13. The dependence on simulacra, simulations and false fronts to hide the decay of trust, credibility, transparency and accountability has never been so pervasive and complete.
14. The corrupt linkage of political power, media ownership, “national security” agencies and corporate power has never been so widely accepted as “normal” and “unavoidable.”
15. Primary institutions such as higher education, healthcare and national defense have never been so dysfunctional, ineffective, sclerotic, resistant to reform or costly.
16. The economy has never been so dependent on constant central bank manipulation of the stock and housing markets.
17. The economy has never been so fragile or brittle, and so dependent on convenient fictions to stave off a crash in asset valuations.
18. Never before in U.S. history have the most valuable corporations all been engaged in selling goods and services that actively reduce productivity and human happiness.
This is only a selection of a much longer list, but you get the idea. Basing one’s decisions on analogs from the past is entering a fool’s paradise of folly.
While the stock market euphorically front-runs the Fed and a V-shaped recovery, the reality is the crash has only just begun. To understand why, look at income and debt. Income, earned and unearned, is in free-fall, while debt — which must be serviced by income — is exploding higher.
Bailouts are not a permanent substitute for income. In the short-term, bailouts are a necessary substitute for lost income. But longer term, subsidizing income with borrowed money weakens the currency and the economy, as productivity stagnates.

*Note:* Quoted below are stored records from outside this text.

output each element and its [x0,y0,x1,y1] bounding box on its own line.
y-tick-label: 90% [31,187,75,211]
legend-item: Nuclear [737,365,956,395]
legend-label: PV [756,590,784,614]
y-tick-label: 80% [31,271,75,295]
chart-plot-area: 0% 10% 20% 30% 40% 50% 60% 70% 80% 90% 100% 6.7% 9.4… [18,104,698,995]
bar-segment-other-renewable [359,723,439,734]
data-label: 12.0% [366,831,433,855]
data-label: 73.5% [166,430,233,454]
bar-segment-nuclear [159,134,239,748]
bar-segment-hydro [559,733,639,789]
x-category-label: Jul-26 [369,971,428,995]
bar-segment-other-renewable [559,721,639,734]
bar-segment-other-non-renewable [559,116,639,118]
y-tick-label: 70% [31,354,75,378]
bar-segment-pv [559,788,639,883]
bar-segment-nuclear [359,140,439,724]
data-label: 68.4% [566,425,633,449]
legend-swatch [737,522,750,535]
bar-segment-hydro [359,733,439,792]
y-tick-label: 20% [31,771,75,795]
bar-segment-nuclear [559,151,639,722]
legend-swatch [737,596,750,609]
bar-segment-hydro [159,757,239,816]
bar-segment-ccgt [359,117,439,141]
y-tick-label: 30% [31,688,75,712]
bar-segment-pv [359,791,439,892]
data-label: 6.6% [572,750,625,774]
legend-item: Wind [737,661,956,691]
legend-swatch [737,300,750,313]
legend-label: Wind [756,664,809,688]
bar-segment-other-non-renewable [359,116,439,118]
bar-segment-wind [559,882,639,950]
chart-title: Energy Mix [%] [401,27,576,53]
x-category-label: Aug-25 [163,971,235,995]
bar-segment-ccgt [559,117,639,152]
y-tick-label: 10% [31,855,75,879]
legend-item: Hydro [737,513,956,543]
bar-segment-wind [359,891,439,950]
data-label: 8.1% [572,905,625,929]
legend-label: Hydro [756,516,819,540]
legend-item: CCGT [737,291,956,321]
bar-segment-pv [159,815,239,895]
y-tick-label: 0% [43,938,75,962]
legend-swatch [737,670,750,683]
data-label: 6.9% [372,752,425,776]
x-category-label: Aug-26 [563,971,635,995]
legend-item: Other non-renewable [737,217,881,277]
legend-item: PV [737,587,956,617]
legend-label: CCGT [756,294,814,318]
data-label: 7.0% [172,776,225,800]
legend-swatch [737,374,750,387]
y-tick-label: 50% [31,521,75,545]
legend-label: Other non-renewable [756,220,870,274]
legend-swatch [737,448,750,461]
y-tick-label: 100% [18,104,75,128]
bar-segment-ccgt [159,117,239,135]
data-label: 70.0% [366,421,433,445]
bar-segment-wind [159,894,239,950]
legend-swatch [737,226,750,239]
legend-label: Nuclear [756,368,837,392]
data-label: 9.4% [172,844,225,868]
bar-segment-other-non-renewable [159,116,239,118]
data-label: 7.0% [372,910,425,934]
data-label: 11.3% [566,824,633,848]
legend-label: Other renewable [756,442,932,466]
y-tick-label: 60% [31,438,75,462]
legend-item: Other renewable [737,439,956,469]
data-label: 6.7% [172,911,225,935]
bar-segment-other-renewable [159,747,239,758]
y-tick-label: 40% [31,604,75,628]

As for servicing debt — the unemployed working class is getting an extra $600 a week not out of kindness but to make sure these households can continue to service their debts: auto and truck loans, student loans, credit cards, etc. Absent a federal bailout, millions of unemployed would cease making loan payments, creating a financial crisis for lenders.
Investment income is also crashing as companies slash dividends and stock market gains dry up. Oil exporters are facing a $1.2 trillion cut in annual income, and institutional property owners are facing steep declines as tenants stop paying rent and structural declines in employment will pressure rents lower in housing and commercial properties.
As the housing market implodes, capital gains from flipping houses will also collapse. As Corporate America realizes it no longer needs vast office spaces for its (reduced) workforce as millions are working from home, the demand for commercial properties will fall off a cliff, and the rental income generated by commercial property will also fall off a cliff.
Even if interest rates fall to zero, the interest paid by borrowers will not be zero. But even if borrowers get very low rates, they still have to make the monthly principal payments, which can each run into the hundreds of dollars. Lowering interest rates doesn’t reduce the principal payments or reduce the interest due to zero.
Indeed, the student loan and credit card rackets are experts at sucking borrowers dry with late fees and much higher rates than initially advertised.
Capital isn’t flowing into productive investments; it’s front-running the Federal Reserve’s free money for financiers in grossly overvalued stocks and seeking “dead money” safe havens.
The money that’s being sent to unemployed workers is borrowed, and small businesses are being offered loans, much of which will be forgiven if the funds are used to pay wages. In other words, all of these trillions of dollars being substituted for earned income are borrowed.
And with capital going to grossly overvalued Big Tech stocks and “dead money” safe havens, there are no capital flows which will support a return to commerce and productivity that will pay wages or generate investment income (unearned income).
Bulls can argue that “this time it’s different,” that debt doesn’t matter and earnings don’t matter, but where is the history to support their claim that capital flowing into overvalued stocks is going to generate earned income that can service the exploding debt load?
The crash has only just begun. Everything, including a rational, connected-to-reality, effective financial system, is on back-order and unlikely to ship any time soon.